License Denied, Women Start Legal Action
Although Carmen and Dorothy Apodoca would like to marry with the government’s blessing, going to San Francisco this weekend never crossed their minds.
The Garden Grove couple think a government-sanctioned union would be only temporary because a court hearing today could nullify the more than 2,400 unions granted since Thursday.
“What’s happening in San Francisco is not legal,” said Dorothy Apodoca, 50. “They’re just pacifying the people and can yank the license at any time.”
The couple filed a claim against Orange County seeking $25 million in damages for violating their civil rights and inflicting emotional distress after the county clerk’s office denied their marriage license application Jan. 7.
Due to the Presidents Day holiday, officials from the clerk’s office could not be reached for comment. In an interview before he opened the Old County Courthouse in Santa Ana for heterosexual couples to marry Saturday, Valentine’s Day, Orange County Clerk-Recorder Tom Daly said he would abide by state law and deny licenses to same-sex partners until overturned by the Supreme Court.
Marriage between gay couples is an issue of equality, the Apodocas say, not of sexuality.
“As soon as people can separate those two things, we’ll be in a better place,” said Carmen Apodoca, 52. “The Constitution says we’re equal, so no one out there has the right to dictate what we can do with our lives.”
Fighting for the permanent right to marry, rather than opting for what may be a fleeting act by the mayor of San Francisco, shows that their crusade isn’t just for themselves, the couple say. A legal wedding won’t change how they feel about each other, but it will provide them the security that their heterosexual counterparts have.
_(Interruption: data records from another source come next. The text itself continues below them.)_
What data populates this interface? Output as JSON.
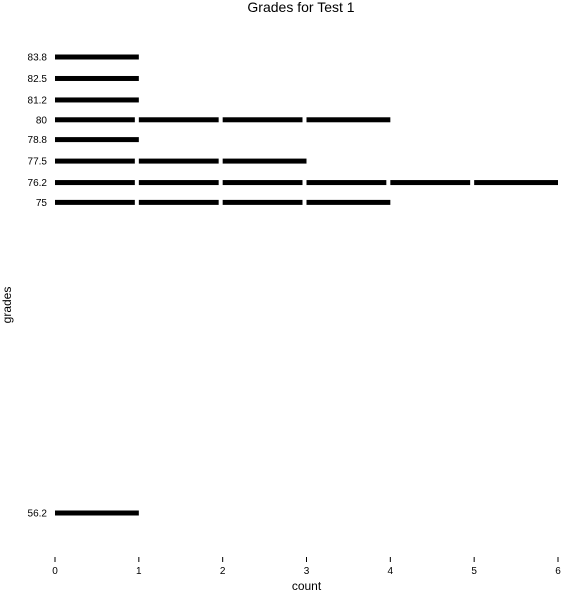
{
  "chart_data": {
    "type": "bar",
    "style": "stacked-unit-segments",
    "title": "Grades for Test 1",
    "xlabel": "count",
    "ylabel": "grades",
    "xlim": [
      0,
      6
    ],
    "ylim": [
      56.2,
      83.8
    ],
    "x_ticks": [
      "0",
      "1",
      "2",
      "3",
      "4",
      "5",
      "6"
    ],
    "y_ticks": [
      "56.2",
      "75",
      "76.2",
      "77.5",
      "78.8",
      "80",
      "81.2",
      "82.5",
      "83.8"
    ],
    "grid": false,
    "legend": "none",
    "bar_color": "#000000",
    "categories": [
      "56.2",
      "75",
      "76.2",
      "77.5",
      "78.8",
      "80",
      "81.2",
      "82.5",
      "83.8"
    ],
    "values": [
      1,
      4,
      6,
      3,
      1,
      4,
      1,
      1,
      1
    ]
  }
}
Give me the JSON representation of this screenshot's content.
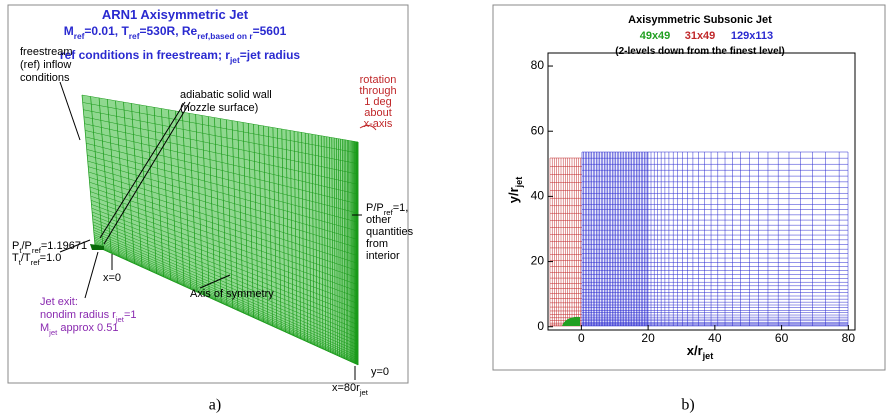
{
  "panel_a": {
    "title": [
      [
        "ARN1 Axisymmetric Jet"
      ]
    ],
    "conditions": [
      [
        "M",
        "ref",
        "=0.01, T",
        "ref",
        "=530R, Re",
        "ref,based on r",
        "=5601"
      ]
    ],
    "freestream_note": [
      [
        "ref conditions in freestream; r",
        "jet",
        "=jet radius"
      ]
    ],
    "inflow": [
      [
        "freestream"
      ],
      [
        "(ref) inflow"
      ],
      [
        "conditions"
      ]
    ],
    "wall": [
      [
        "adiabatic solid wall"
      ],
      [
        "(nozzle surface)"
      ]
    ],
    "rotation": [
      [
        "rotation"
      ],
      [
        "through"
      ],
      [
        "1 deg"
      ],
      [
        "about"
      ],
      [
        "x-axis"
      ]
    ],
    "outflow": [
      [
        "P/P",
        "ref",
        "=1,"
      ],
      [
        "other"
      ],
      [
        "quantities"
      ],
      [
        "from"
      ],
      [
        "interior"
      ]
    ],
    "inlet": [
      [
        "P",
        "t",
        "/P",
        "ref",
        "=1.19671"
      ],
      [
        "T",
        "t",
        "/T",
        "ref",
        "=1.0"
      ]
    ],
    "x0": [
      [
        "x=0"
      ]
    ],
    "jet_exit": [
      [
        "Jet exit:"
      ],
      [
        "nondim radius r",
        "jet",
        "=1"
      ],
      [
        "M",
        "jet",
        " approx 0.51"
      ]
    ],
    "axis": [
      [
        "Axis of symmetry"
      ]
    ],
    "y0": [
      [
        "y=0"
      ]
    ],
    "x80": [
      [
        "x=80r",
        "jet"
      ]
    ],
    "caption": "a)"
  },
  "panel_b": {
    "title": [
      [
        "Axisymmetric Subsonic Jet"
      ]
    ],
    "grids": [
      {
        "label": "49x49",
        "color": "#22a022"
      },
      {
        "label": "31x49",
        "color": "#c0282a"
      },
      {
        "label": "129x113",
        "color": "#2a2ad0"
      }
    ],
    "subtitle": [
      [
        "(2-levels down from the finest level)"
      ]
    ],
    "xlabel": [
      [
        "x/r",
        "jet"
      ]
    ],
    "ylabel": [
      [
        "y/r",
        "jet"
      ]
    ],
    "xlim": [
      -10,
      82
    ],
    "ylim": [
      -1,
      84
    ],
    "xticks": [
      0,
      20,
      40,
      60,
      80
    ],
    "yticks": [
      0,
      20,
      40,
      60,
      80
    ],
    "caption": "b)"
  }
}
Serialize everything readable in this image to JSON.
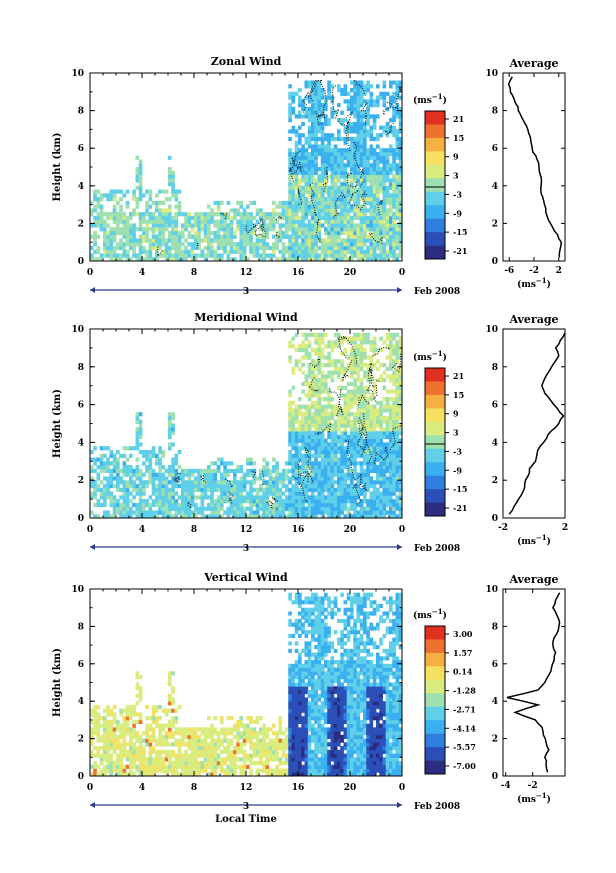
{
  "chart_data": [
    {
      "type": "heatmap",
      "title": "Zonal Wind",
      "ylabel": "Height (km)",
      "xlabel": "",
      "x_ticks": [
        "0",
        "4",
        "8",
        "12",
        "16",
        "20",
        "0"
      ],
      "y_ticks": [
        "0",
        "2",
        "4",
        "6",
        "8",
        "10"
      ],
      "day_label": "3",
      "date_label": "Feb 2008",
      "unit_label": "(ms⁻¹)",
      "colorbar_ticks": [
        "21",
        "15",
        "9",
        "3",
        "-3",
        "-9",
        "-15",
        "-21"
      ],
      "xlim": [
        0,
        24
      ],
      "ylim": [
        0,
        10
      ],
      "contour_zero_color": "#000000",
      "average_profile": {
        "title": "Average",
        "xlabel": "(ms⁻¹)",
        "x_ticks": [
          "-6",
          "-2",
          "2"
        ],
        "y_ticks": [
          "0",
          "2",
          "4",
          "6",
          "8",
          "10"
        ],
        "xlim": [
          -7,
          3
        ],
        "height": [
          0.2,
          0.6,
          1.0,
          1.4,
          1.8,
          2.2,
          2.6,
          3.0,
          3.4,
          3.8,
          4.2,
          4.6,
          5.0,
          5.4,
          5.8,
          6.2,
          6.6,
          7.0,
          7.4,
          7.8,
          8.2,
          8.6,
          9.0,
          9.4,
          9.8
        ],
        "values": [
          2.1,
          2.2,
          2.4,
          1.8,
          1.0,
          0.3,
          -0.1,
          -0.3,
          -0.6,
          -0.9,
          -0.8,
          -1.0,
          -1.2,
          -1.5,
          -2.2,
          -2.4,
          -2.6,
          -3.0,
          -3.6,
          -4.2,
          -4.6,
          -5.2,
          -5.8,
          -6.1,
          -5.5
        ]
      }
    },
    {
      "type": "heatmap",
      "title": "Meridional Wind",
      "ylabel": "Height (km)",
      "xlabel": "",
      "x_ticks": [
        "0",
        "4",
        "8",
        "12",
        "16",
        "20",
        "0"
      ],
      "y_ticks": [
        "0",
        "2",
        "4",
        "6",
        "8",
        "10"
      ],
      "day_label": "3",
      "date_label": "Feb 2008",
      "unit_label": "(ms⁻¹)",
      "colorbar_ticks": [
        "21",
        "15",
        "9",
        "3",
        "-3",
        "-9",
        "-15",
        "-21"
      ],
      "xlim": [
        0,
        24
      ],
      "ylim": [
        0,
        10
      ],
      "contour_zero_color": "#000000",
      "average_profile": {
        "title": "Average",
        "xlabel": "(ms⁻¹)",
        "x_ticks": [
          "-2",
          "2"
        ],
        "y_ticks": [
          "0",
          "2",
          "4",
          "6",
          "8",
          "10"
        ],
        "xlim": [
          -2,
          2
        ],
        "height": [
          0.2,
          0.6,
          1.0,
          1.4,
          1.8,
          2.2,
          2.6,
          3.0,
          3.4,
          3.8,
          4.2,
          4.6,
          5.0,
          5.4,
          5.8,
          6.2,
          6.6,
          7.0,
          7.4,
          7.8,
          8.2,
          8.6,
          9.0,
          9.4,
          9.8
        ],
        "values": [
          -1.6,
          -1.3,
          -1.0,
          -0.7,
          -0.6,
          -0.4,
          -0.3,
          0.1,
          0.2,
          0.4,
          0.8,
          1.1,
          1.6,
          1.9,
          1.5,
          1.1,
          0.7,
          0.5,
          0.7,
          1.0,
          1.3,
          1.6,
          1.4,
          1.7,
          2.0
        ]
      }
    },
    {
      "type": "heatmap",
      "title": "Vertical Wind",
      "ylabel": "Height (km)",
      "xlabel": "Local Time",
      "x_ticks": [
        "0",
        "4",
        "8",
        "12",
        "16",
        "20",
        "0"
      ],
      "y_ticks": [
        "0",
        "2",
        "4",
        "6",
        "8",
        "10"
      ],
      "day_label": "3",
      "date_label": "Feb 2008",
      "unit_label": "(ms⁻¹)",
      "colorbar_ticks": [
        "3.00",
        "1.57",
        "0.14",
        "-1.28",
        "-2.71",
        "-4.14",
        "-5.57",
        "-7.00"
      ],
      "xlim": [
        0,
        24
      ],
      "ylim": [
        0,
        10
      ],
      "average_profile": {
        "title": "Average",
        "xlabel": "(ms⁻¹)",
        "x_ticks": [
          "-4",
          "-2"
        ],
        "y_ticks": [
          "0",
          "2",
          "4",
          "6",
          "8",
          "10"
        ],
        "xlim": [
          -4.2,
          0.4
        ],
        "height": [
          0.2,
          0.6,
          1.0,
          1.4,
          1.8,
          2.2,
          2.6,
          3.0,
          3.4,
          3.8,
          4.2,
          4.6,
          5.0,
          5.4,
          5.8,
          6.2,
          6.6,
          7.0,
          7.4,
          7.8,
          8.2,
          8.6,
          9.0,
          9.4,
          9.8
        ],
        "values": [
          -0.9,
          -1.0,
          -1.1,
          -0.8,
          -1.0,
          -1.2,
          -1.3,
          -1.8,
          -3.3,
          -1.6,
          -3.9,
          -1.6,
          -1.1,
          -0.8,
          -0.6,
          -0.4,
          -0.3,
          -0.5,
          -0.4,
          -0.1,
          0.0,
          -0.2,
          -0.5,
          -0.3,
          0.0
        ]
      }
    }
  ],
  "colorscale": [
    "#2a2d80",
    "#2b4fb8",
    "#2f7fe0",
    "#3bb0f0",
    "#5fd0e8",
    "#9fe0b0",
    "#d8ec80",
    "#f6e060",
    "#f6b040",
    "#f07030",
    "#e03020"
  ]
}
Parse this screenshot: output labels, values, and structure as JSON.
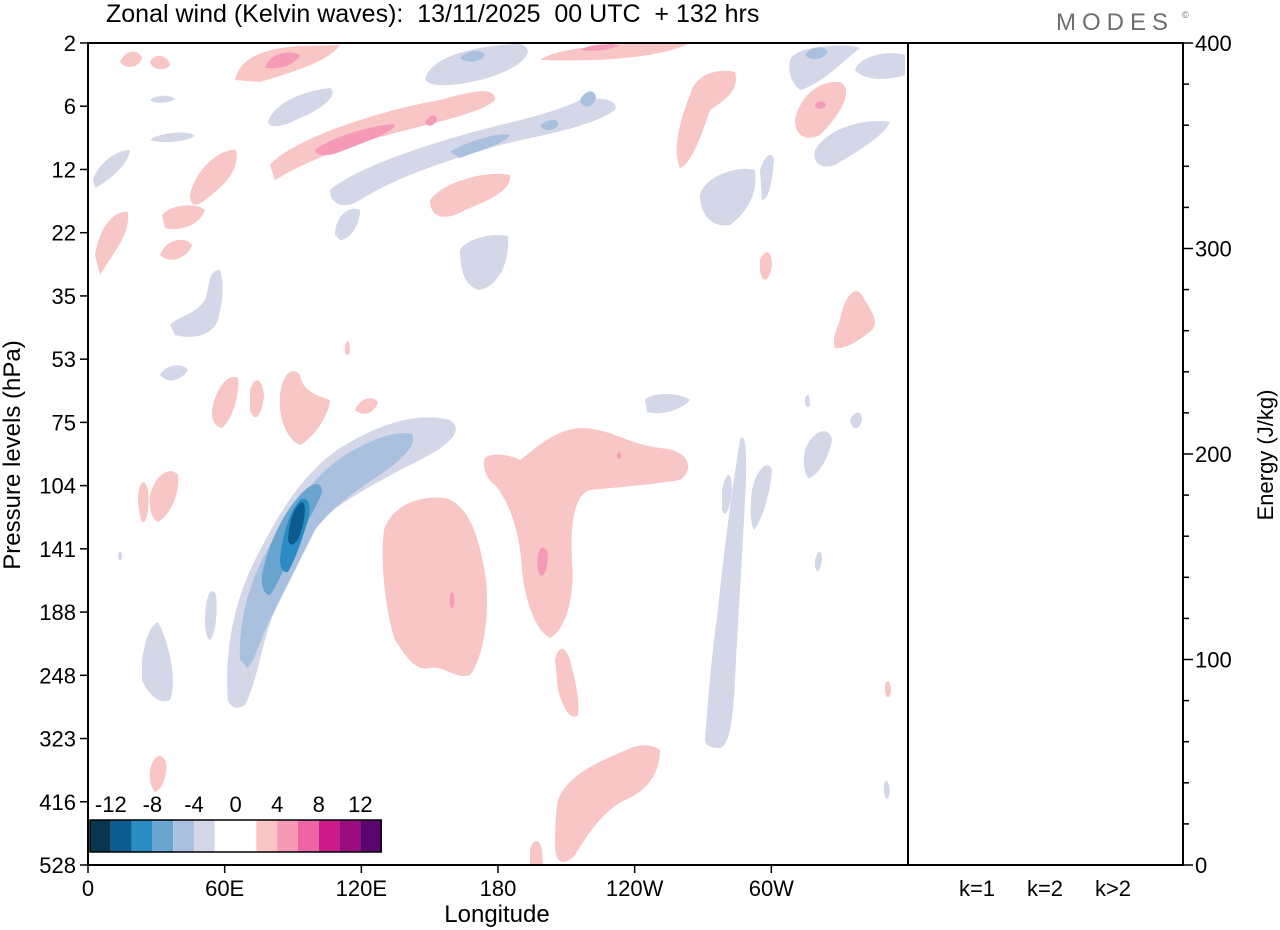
{
  "header": {
    "title": "Zonal wind (Kelvin waves):  13/11/2025  00 UTC  + 132 hrs",
    "brand": "MODES",
    "brand_mark": "©"
  },
  "colors": {
    "neg_levels": [
      "#08364f",
      "#0a5b8e",
      "#2b8cc4",
      "#6aa5d0",
      "#a9c0de",
      "#d4d7e8"
    ],
    "zero": "#ffffff",
    "pos_levels": [
      "#f8c6c4",
      "#f79ab8",
      "#ef64a4",
      "#cd1a8a",
      "#9a0d81",
      "#5b0670"
    ]
  },
  "chart_data": [
    {
      "type": "heatmap",
      "variable": "zonal wind anomaly",
      "xlabel": "Longitude",
      "ylabel": "Pressure levels (hPa)",
      "x_ticks": [
        "0",
        "60E",
        "120E",
        "180",
        "120W",
        "60W"
      ],
      "y_ticks": [
        "2",
        "6",
        "12",
        "22",
        "35",
        "53",
        "75",
        "104",
        "141",
        "188",
        "248",
        "323",
        "416",
        "528"
      ],
      "colorbar": {
        "labels": [
          "-12",
          "-8",
          "-4",
          "0",
          "4",
          "8",
          "12"
        ],
        "levels": [
          -14,
          -12,
          -10,
          -8,
          -6,
          -4,
          -2,
          2,
          4,
          6,
          8,
          10,
          12,
          14
        ]
      },
      "features": [
        {
          "lon": 91,
          "level": "104–188",
          "sign": "negative",
          "peak": -12
        },
        {
          "lon": 155,
          "level": "104–248",
          "sign": "positive",
          "peak": 4
        },
        {
          "lon": 195,
          "level": "75–188",
          "sign": "positive",
          "peak": 6
        },
        {
          "lon": 330,
          "level": "6–12",
          "sign": "positive",
          "peak": 6
        }
      ]
    },
    {
      "type": "bar",
      "categories": [
        "k=1",
        "k=2",
        "k>2"
      ],
      "values": [
        0.3,
        0.2,
        0.4
      ],
      "ylabel": "Energy (J/kg)",
      "ylim": [
        0,
        400
      ],
      "y_ticks": [
        "0",
        "100",
        "200",
        "300",
        "400"
      ]
    }
  ]
}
The couple met eight years ago when both were working in San Jose. Dorothy has adopted Carmen’s two daughters, ages 13 and 14, as a stepmother, and continues to work while her partner stays at home with the children. All have taken Dorothy’s last name.
For them and other gay couples, they said, their fight to marry has given the institution of marriage increased significance. “Heterosexuals take marriage, kids, everything for granted,” Dorothy Apodoca said. “We take those things so much more seriously because we’ve had to struggle for them.”
The couple’s claim will probably be denied, paving the way for them to sue the county, said their attorney, Richard Gilbert.